6. The End-to-end Argument:

This question is about the "end-to-end" argument, as described by Saltzer, Reed, and Clark.
A.
Describe the end-to-end argument. What is the main thrust of the argument? Use examples if you like, but make sure to clearly state what you think the end-to-end argument is.
B.
Consider the problem of a "careful" file transfer, where a file residing on the disk of machine A must be transferred to a disk on machine B. What are the steps required to move the file from one disk to another, and (more importantly) where might failures occur?
C.
Still considering the careful file transfer in the context of the end-to-end argument, how might the file transfer application ensure that the file is correctly copied from one disk to the other? Would having a reliable communication protocol such as TCP be helpful?

7. Hardware versus Software RAID:

RAID disk systems are often used in data storage. In this question, we explore some aspects of RAID design.
A.
Many RAID systems are implemented in "hardware", i.e., as a box that connects to your system via SCSI bus. Within the box, there are many specialized hardware components that the RAID architect can take advantage of to improve performance.
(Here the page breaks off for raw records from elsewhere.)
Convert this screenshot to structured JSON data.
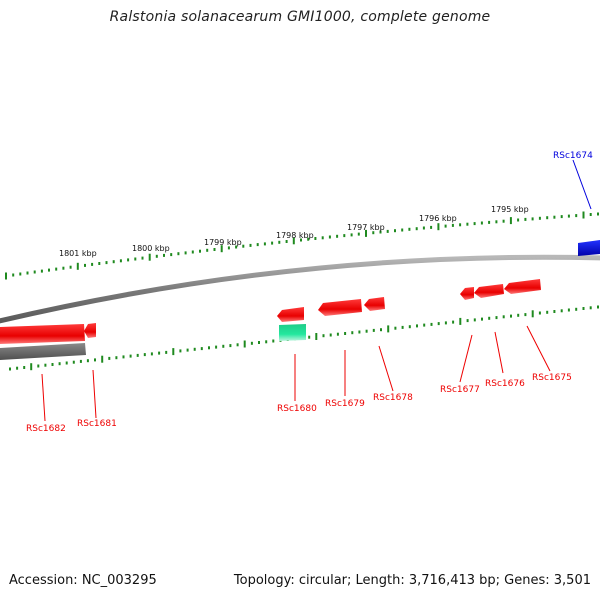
{
  "title": "Ralstonia solanacearum GMI1000, complete genome",
  "footer": {
    "accession": "Accession: NC_003295",
    "info": "Topology: circular; Length: 3,716,413 bp; Genes: 3,501"
  },
  "colors": {
    "background": "#ffffff",
    "backbone": "#888888",
    "tick": "#1f8a1f",
    "forward_gene": "#ee0000",
    "reverse_gene": "#ee0000",
    "selected_gene": "#0000dd",
    "rna_gene": "#22dd99",
    "pseudo_bar": "#6b6b6b"
  },
  "scale_labels": [
    {
      "text": "1801 kbp"
    },
    {
      "text": "1800 kbp"
    },
    {
      "text": "1799 kbp"
    },
    {
      "text": "1798 kbp"
    },
    {
      "text": "1797 kbp"
    },
    {
      "text": "1796 kbp"
    },
    {
      "text": "1795 kbp"
    }
  ],
  "genes": [
    {
      "name": "RSc1674",
      "color": "blue"
    },
    {
      "name": "RSc1675",
      "color": "red"
    },
    {
      "name": "RSc1676",
      "color": "red"
    },
    {
      "name": "RSc1677",
      "color": "red"
    },
    {
      "name": "RSc1678",
      "color": "red"
    },
    {
      "name": "RSc1679",
      "color": "red"
    },
    {
      "name": "RSc1680",
      "color": "red"
    },
    {
      "name": "RSc1681",
      "color": "red"
    },
    {
      "name": "RSc1682",
      "color": "red"
    }
  ]
}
What are some commonly used hardware components within a RAID, and how are they used to improve performance?
B.
A "software" RAID system is an in-kernel pseudo-device driver that emulates RAID functionality on top of disks that are attached to the machine. To the file system above, it appears as a single, large disk, but internally, the software RAID driver spreads disk requests across the devices. What are some of the major differences between software and hardware RAID? (what advantages and disadvantages does each type of RAID have?)
C.
Finally, consider a distributed RAID system, consisting of numerous server machines with disks, with a client striping data in RAID-5 style across the machines (disks) of the system. When the client needs to update a single block in a stripe, 4 distinct I/Os must occur; this is often called the "small write problem" in RAID-5. Assume a failure occurs in the middle of the RAID-5 "small write" update. What kinds of problems can arise, and how could you design a system that recovers from them?